For vegetables. Stretchy woven cotton fabric is soft and pliable, perfect for the tender stems of vegetables because they can expand and stretch as stems grow. Sophie uses it to secure her New Guinea bean to an archway by gently looping and tying the stem to the support with a granny knot. Use one tie every two to three nodes, or wherever needs the most encouragement. Alternatively, worn out old T-shirts, cut or ripped into strips, can be used in the same way.

For special plants, Sophie creates a figure-8 tie. To do this, wrap the fabric around the plant stem, then cross it over before looping around the stake or structure. This leaves a short gap between the plant and the stake, giving the plant extra support from the wind while keeping them nice and secure. When you’re finished with the ties, or the plant has outgrown the need for them, take them off. Because they’re biodegradable and will disintegrate under UV and rain, Sophie stores them inside to be recycled for next season.

Weed Whacking – Gardening Australia episode 2 2023

Over the years, Jerry’s applied his expert knowledge and lived experience to build a thriving food bowl in his own backyard. But even here, Jerry faces that most perennial of gardening problems; weeds.

Weeds are plants that you don’t want in your garden but hang around anyway. They could be germinating from seeds blown in by the wind or dropped by birds. They might be emerging from underground bulbs leftover from a previous gardener. They can even be plants you deliberately introduced into your garden that are popping up in the wrong spots or have long overstayed their welcome. Weeds have often evolved to be ultra-competitive, quickly outpacing other garden plants.

However they got here, they’re not welcome. Jerry says “Why weed? Weeds compete for sunlight, moisture and nutrients with what you want to grow”. This leads to stunted results from your preferred plants, and due to their competitive nature, you’ll have a garden full of nothing but weeds before you know it.

Jerry is a big proponent of weeding by hand. He finds the dexterity allows an opportunity to identify weeds and distinguish them from welcome self-sown vegetables. He uses kitchen scissors to cut weed seedlings off at the base; “a precise way to do it without disturbing soil. It’s detailed work.” Disturbing soil can bring more weeds to the surface. Hand weeding is best done when it’s slightly wet, as the roots come out of the soil more easily. But sometimes the scale and size of the weeds requires a bigger approach. For this Jerry uses a Dutch hoe, a simple tool that works to sever weeds from their roots.

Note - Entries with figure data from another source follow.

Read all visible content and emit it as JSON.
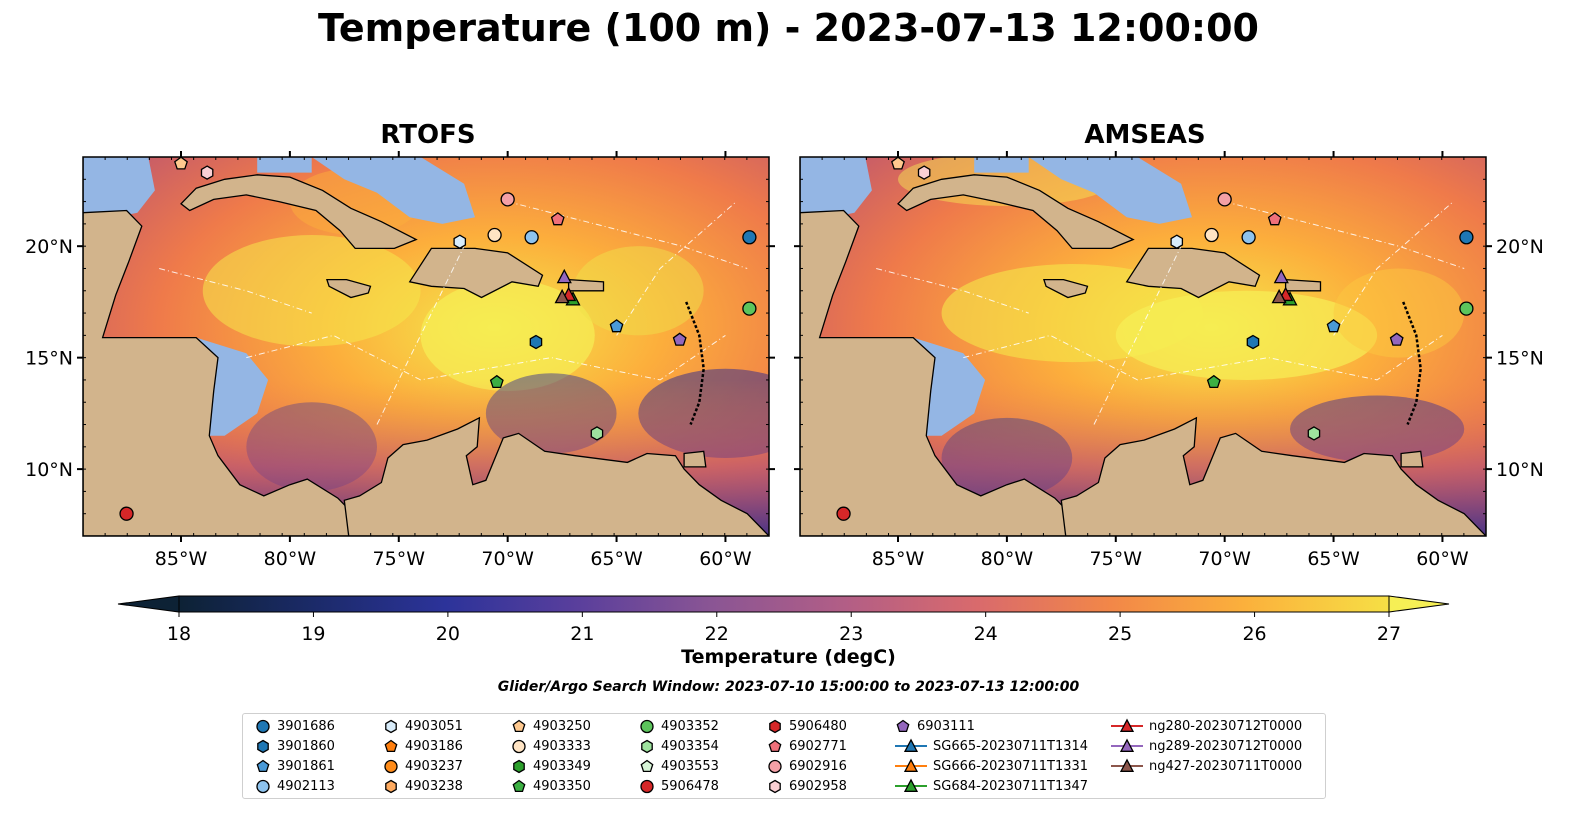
{
  "title": "Temperature (100 m) - 2023-07-13 12:00:00",
  "panels": [
    {
      "title": "RTOFS"
    },
    {
      "title": "AMSEAS"
    }
  ],
  "axes": {
    "lon_ticks": [
      "85°W",
      "80°W",
      "75°W",
      "70°W",
      "65°W",
      "60°W"
    ],
    "lat_ticks": [
      "20°N",
      "15°N",
      "10°N"
    ],
    "lon_range": [
      -89.5,
      -58.0
    ],
    "lat_range": [
      7.0,
      24.0
    ]
  },
  "colors": {
    "land": "#d2b48c",
    "shallow_water": "#94b6e4"
  },
  "colorbar": {
    "label": "Temperature (degC)",
    "ticks": [
      "18",
      "19",
      "20",
      "21",
      "22",
      "23",
      "24",
      "25",
      "26",
      "27"
    ],
    "colormap": "thermal",
    "extend": "both"
  },
  "search_window": "Glider/Argo Search Window: 2023-07-10 15:00:00 to 2023-07-13 12:00:00",
  "platforms": [
    {
      "id": "3901686",
      "marker": "circle",
      "color": "#1f77b4",
      "lon": -58.9,
      "lat": 20.4
    },
    {
      "id": "3901860",
      "marker": "hexagon",
      "color": "#1f77b4",
      "lon": -68.7,
      "lat": 15.7
    },
    {
      "id": "3901861",
      "marker": "pentagon",
      "color": "#4a9ad8",
      "lon": -65.0,
      "lat": 16.4
    },
    {
      "id": "4902113",
      "marker": "circle",
      "color": "#8ec3ee",
      "lon": -68.9,
      "lat": 20.4
    },
    {
      "id": "4903051",
      "marker": "hexagon",
      "color": "#d8ecfa",
      "lon": -72.2,
      "lat": 20.2
    },
    {
      "id": "4903186",
      "marker": "pentagon",
      "color": "#ff7f0e",
      "lon": null,
      "lat": null
    },
    {
      "id": "4903237",
      "marker": "circle",
      "color": "#ff8c1a",
      "lon": null,
      "lat": null
    },
    {
      "id": "4903238",
      "marker": "hexagon",
      "color": "#ffab60",
      "lon": null,
      "lat": null
    },
    {
      "id": "4903250",
      "marker": "pentagon",
      "color": "#ffc98f",
      "lon": -85.0,
      "lat": 23.7
    },
    {
      "id": "4903333",
      "marker": "circle",
      "color": "#ffe4c4",
      "lon": -70.6,
      "lat": 20.5
    },
    {
      "id": "4903349",
      "marker": "hexagon",
      "color": "#2ca02c",
      "lon": null,
      "lat": null
    },
    {
      "id": "4903350",
      "marker": "pentagon",
      "color": "#3cb043",
      "lon": -70.5,
      "lat": 13.9
    },
    {
      "id": "4903352",
      "marker": "circle",
      "color": "#5cc45c",
      "lon": -58.9,
      "lat": 17.2
    },
    {
      "id": "4903354",
      "marker": "hexagon",
      "color": "#9ee39e",
      "lon": -65.9,
      "lat": 11.6
    },
    {
      "id": "4903553",
      "marker": "pentagon",
      "color": "#d8f5d8",
      "lon": null,
      "lat": null
    },
    {
      "id": "5906478",
      "marker": "circle",
      "color": "#d62728",
      "lon": -87.5,
      "lat": 8.0
    },
    {
      "id": "5906480",
      "marker": "hexagon",
      "color": "#d62728",
      "lon": null,
      "lat": null
    },
    {
      "id": "6902771",
      "marker": "pentagon",
      "color": "#f0707a",
      "lon": -67.7,
      "lat": 21.2
    },
    {
      "id": "6902916",
      "marker": "circle",
      "color": "#f4a0a6",
      "lon": -70.0,
      "lat": 22.1
    },
    {
      "id": "6902958",
      "marker": "hexagon",
      "color": "#fad0d4",
      "lon": -83.8,
      "lat": 23.3
    },
    {
      "id": "6903111",
      "marker": "pentagon",
      "color": "#9467bd",
      "lon": -62.1,
      "lat": 15.8
    },
    {
      "id": "SG665-20230711T1314",
      "marker": "triangle-line",
      "color": "#1f77b4",
      "lon": null,
      "lat": null
    },
    {
      "id": "SG666-20230711T1331",
      "marker": "triangle-line",
      "color": "#ff7f0e",
      "lon": null,
      "lat": null
    },
    {
      "id": "SG684-20230711T1347",
      "marker": "triangle-line",
      "color": "#2ca02c",
      "lon": -67.0,
      "lat": 17.6
    },
    {
      "id": "ng280-20230712T0000",
      "marker": "triangle-line",
      "color": "#d62728",
      "lon": -67.2,
      "lat": 17.8
    },
    {
      "id": "ng289-20230712T0000",
      "marker": "triangle-line",
      "color": "#9467bd",
      "lon": -67.4,
      "lat": 18.6
    },
    {
      "id": "ng427-20230711T0000",
      "marker": "triangle-line",
      "color": "#8c564b",
      "lon": -67.5,
      "lat": 17.7
    }
  ]
}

Jerry says that weeding in the right weather can also help make a hard job a little easier. “When using the Dutch hoe, it’s best done when the soil is slightly dry, to allow the weeds you pull out to dry and die. Chickweed is a classic one where if it’s not dry, all you’re doing with the hoe is moving it around the garden; it just resettles”.

Chook Tractor

Hannah shows how to harness chicken power, with a neat chicken tractor! Chickens are wonderful garden companions, providing eggs, manure, eating scraps and they’re pretty good company too! Their constant love of eating and scratching up soil for grubs and slugs can be harnessed to help the garden, with a well-designed chicken tractor.

A chicken tractor is a portable pen that can be moved around the garden to control where your chickens feed, scratch and poop. It’s good for the chickens as they get to roam outside their usual home and get a good feed. And it’s good for the garden as they help improve and prepare the soil for new plantings by adding nutrients and lightly turning over the soil. They can also lend a hand in areas where you need help with maintaining weeds.

Fresh chicken manure is very strong and can be harmful to plants. But as the tractor moves around regularly, there should only be a small amount in one place which can be dug into the soil, or shovel excess into your compost system.

Chicken tractors can be made from a range of repurposed materials. Hannah constructed hers with timber and polypipe for the frame, chicken wire for the main covering, and an old fabric sign for shelter. The main material considerations are weight – you need to be able to lift and carry it around; and security – it shouldn’t blow over in the wind and the chooks shouldn’t be able to escape!